I am a Licensed Marriage and Family Therapist, educator, and founder of Affinity Counseling and Affinity Pathfinder. My work is shaped by a lifelong curiosity about how people survive, adapt, and make meaning in difficult systems—and how often sensitive, thoughtful people are misunderstood in the process.

My early experiences in mental health settings, combined with years of clinical practice, extensive global travel, and creative professional work in theatre, taught me that many people are not broken. They are overwhelmed, misattuned to, or carrying more than anyone was meant to carry alone.

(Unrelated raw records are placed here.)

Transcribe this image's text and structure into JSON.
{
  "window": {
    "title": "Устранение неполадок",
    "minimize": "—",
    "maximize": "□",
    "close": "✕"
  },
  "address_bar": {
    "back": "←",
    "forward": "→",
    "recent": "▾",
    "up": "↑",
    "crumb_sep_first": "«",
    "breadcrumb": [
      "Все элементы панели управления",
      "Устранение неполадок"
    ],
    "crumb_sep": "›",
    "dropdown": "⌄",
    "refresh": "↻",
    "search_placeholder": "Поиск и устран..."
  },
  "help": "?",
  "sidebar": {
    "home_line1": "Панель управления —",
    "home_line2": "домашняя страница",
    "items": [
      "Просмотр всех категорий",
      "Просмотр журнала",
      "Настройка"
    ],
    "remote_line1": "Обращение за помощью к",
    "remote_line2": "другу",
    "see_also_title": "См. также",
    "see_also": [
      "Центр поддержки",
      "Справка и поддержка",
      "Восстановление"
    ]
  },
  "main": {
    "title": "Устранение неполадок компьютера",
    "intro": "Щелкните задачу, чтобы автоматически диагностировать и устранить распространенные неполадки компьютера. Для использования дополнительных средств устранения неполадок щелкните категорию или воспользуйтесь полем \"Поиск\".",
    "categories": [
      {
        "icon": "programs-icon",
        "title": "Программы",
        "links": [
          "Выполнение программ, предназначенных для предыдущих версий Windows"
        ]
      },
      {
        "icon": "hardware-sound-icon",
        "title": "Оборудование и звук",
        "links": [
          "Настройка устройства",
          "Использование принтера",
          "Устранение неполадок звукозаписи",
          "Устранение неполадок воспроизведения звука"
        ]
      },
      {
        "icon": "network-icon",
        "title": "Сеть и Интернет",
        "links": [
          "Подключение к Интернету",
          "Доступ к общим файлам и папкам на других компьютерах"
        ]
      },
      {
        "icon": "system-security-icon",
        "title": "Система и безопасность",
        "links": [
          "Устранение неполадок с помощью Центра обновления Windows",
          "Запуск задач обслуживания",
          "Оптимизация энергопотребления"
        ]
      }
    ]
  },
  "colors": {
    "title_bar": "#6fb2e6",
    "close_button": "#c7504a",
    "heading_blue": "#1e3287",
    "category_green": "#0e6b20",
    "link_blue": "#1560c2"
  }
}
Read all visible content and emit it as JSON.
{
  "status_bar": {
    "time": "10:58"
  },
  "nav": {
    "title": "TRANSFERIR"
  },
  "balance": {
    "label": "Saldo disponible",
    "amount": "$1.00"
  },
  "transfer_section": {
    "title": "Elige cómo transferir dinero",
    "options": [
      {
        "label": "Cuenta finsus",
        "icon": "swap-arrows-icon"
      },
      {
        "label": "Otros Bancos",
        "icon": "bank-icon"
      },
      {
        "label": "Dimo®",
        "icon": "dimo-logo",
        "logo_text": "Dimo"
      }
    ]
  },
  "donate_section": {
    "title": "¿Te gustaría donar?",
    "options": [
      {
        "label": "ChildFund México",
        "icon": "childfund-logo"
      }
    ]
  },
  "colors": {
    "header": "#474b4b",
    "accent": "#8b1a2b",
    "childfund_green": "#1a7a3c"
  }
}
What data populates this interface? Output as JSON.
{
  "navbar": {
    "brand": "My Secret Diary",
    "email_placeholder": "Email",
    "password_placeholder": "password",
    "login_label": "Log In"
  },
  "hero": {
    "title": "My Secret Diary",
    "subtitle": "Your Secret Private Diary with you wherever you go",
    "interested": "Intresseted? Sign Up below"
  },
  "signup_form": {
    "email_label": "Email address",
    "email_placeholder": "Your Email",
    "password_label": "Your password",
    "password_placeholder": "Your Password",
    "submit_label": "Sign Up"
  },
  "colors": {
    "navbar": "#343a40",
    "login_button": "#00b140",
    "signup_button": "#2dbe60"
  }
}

I bring this understanding into every therapeutic relationship. I specialize in trauma-informed, attachment-based, and somatic approaches, including Internal Family Systems (IFS), Emotionally Focused Therapy (EFT), Brainspotting, and polyvagal-informed regulation.

For me, therapy is not about fixing people or having the right answers. It is about creating conditions where clients feel safe enough to tell the truth, reconnect with their bodies, and return to their own inner wisdom.

I am especially committed to working with people who have felt unseen, pathologized, or reduced by systems meant to help – offering care that is steady, relational, and grounded in both science and lived experience.

Witnessing clients reclaim choice, connection, and self-trust is the heart of my work. I consider it a privilege to walk alongside people as they come back to themselves.